2. An automated, conversational teaching and learning system for personalized practice of domain knowledge and skills comprising:
a bidirectional, multimodal AI Examiner allowing a Learner to practice:
answering questions posed by an Examiner that is acting as an instructor; and
questioning and following-up on answers provided by:
an Examiner that is acting as a student; and
multiple Examiners that are acting as students; and
configuration options for the AI Examiner, consisting of:
language and spoken voice and accent or written dialect; and
virtual avatar 2D or 3D video representation; and
biographic details, such as gender or age, and
behavioral specifications affecting difficulty and fluency, such as writing style, level of domain mastery, or stringency; and
configurable background sounds for voice or video practice, emulating:
variable sound contexts, such as simulated locations; and
variable sound volume; and
variable signal to noise for the AI Examiner, such as clear speech in quiet environment or quiet speech in loud environment; and
role, being either that of:
an instructor helping a Learner improve their knowledge by having the Learner answer questions and follow-ups posed by the AI Examiner; or
a student helping a Learner improve their skills and knowledge by having the AI Examiner answer questions and follow-ups posed by the Learner; and
scoring of Learner statements conditioned upon:
context passages as in claim 1; and
example simulations as in claim 1; and
subanswers, including category and point value; as in claim 1 and
AI Examiner configuration, affecting stringency; and
dynamic follow-up response generation based upon:
the input of the Learner, such as the Learner's response to a question posed by an instructor-mode AI Examiner or the Learner's question to a student-mode AI Examiner; and
the AI Examiner configuration, affecting the word choice and speech elements, and
depth and tone of follow-up responses; and
behavioral and labeling data, including prior simulations and process feedback from Learners; and
scoring for the present simulation; and
context passages as in claim 1; and
example simulations as in claim 1; and
generated coaching statements following simulation derived from:
scoring for the present simulation; and
context passages as in claim 1; and
aggregate numeric metrics derived from:
scoring for the present simulation; and
metadata tags as in claim 1; and
Learner labeling of and feedback on:
scoring for the present simulation; and
follow-up responses provided by the AI Examiner;
wherein, the device and application is delivered over web, mobile, telephony, API, interactive communication devices, embodied AI, robotics, or machine-based interfaces.

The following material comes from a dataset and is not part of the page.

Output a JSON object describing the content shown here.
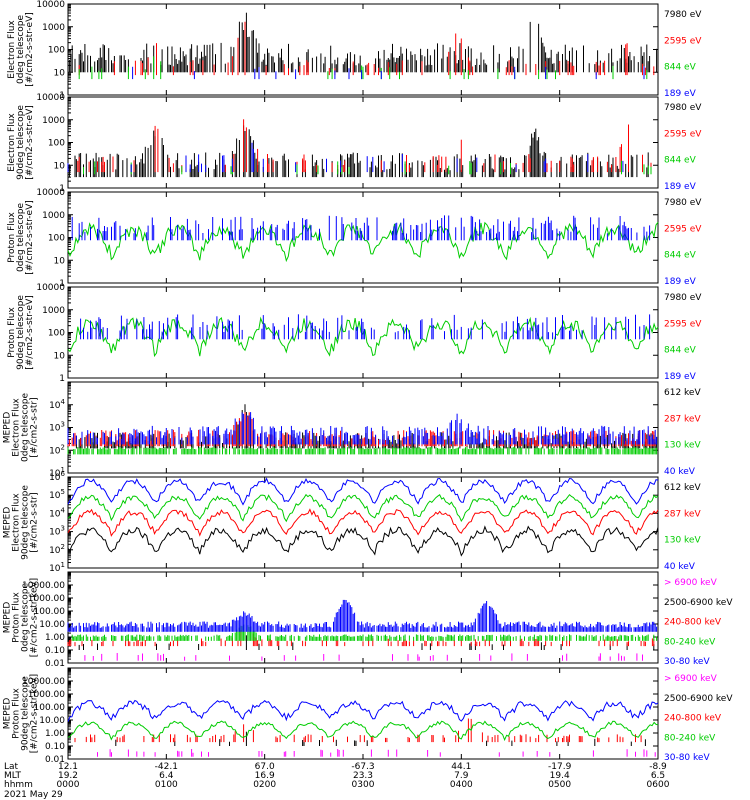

3. Consumption device and/or application to deliver claim 1 and claim 2; comprising:
device and/or application for loading, organizing, and tuning content; and
device and/or application for delivering bidirectional practice;
wherein, the device and application is delivered over web, mobile, telephony, API, interactive communication devices, embodied AI, robotics, or machine-based interfaces.
4. System to produce combinations of bidirectional synthetic and human assessment, expert, and behavioral data for AI model and system creation and tuning in education contexts, comprising:
outputs and inputs from claim 1, such as expert knowledge and content administrator-approved subanswers, context, and examples; representing forms of knowledge and means to assess mastery by a Learner; and
outputs from claim 2, such as Learner inputs, follow-ups from AI Examiner student or instructor personas, scoring results, and behavioral and labeling data; as an accumulation of Learner and AI Examiner behavior;
wherein, the application of data aggregated from claims 1 and 2 into the claim 3 consumption device for use in creating and improving upon the AI Examiner and other models and systems relevant to the invention.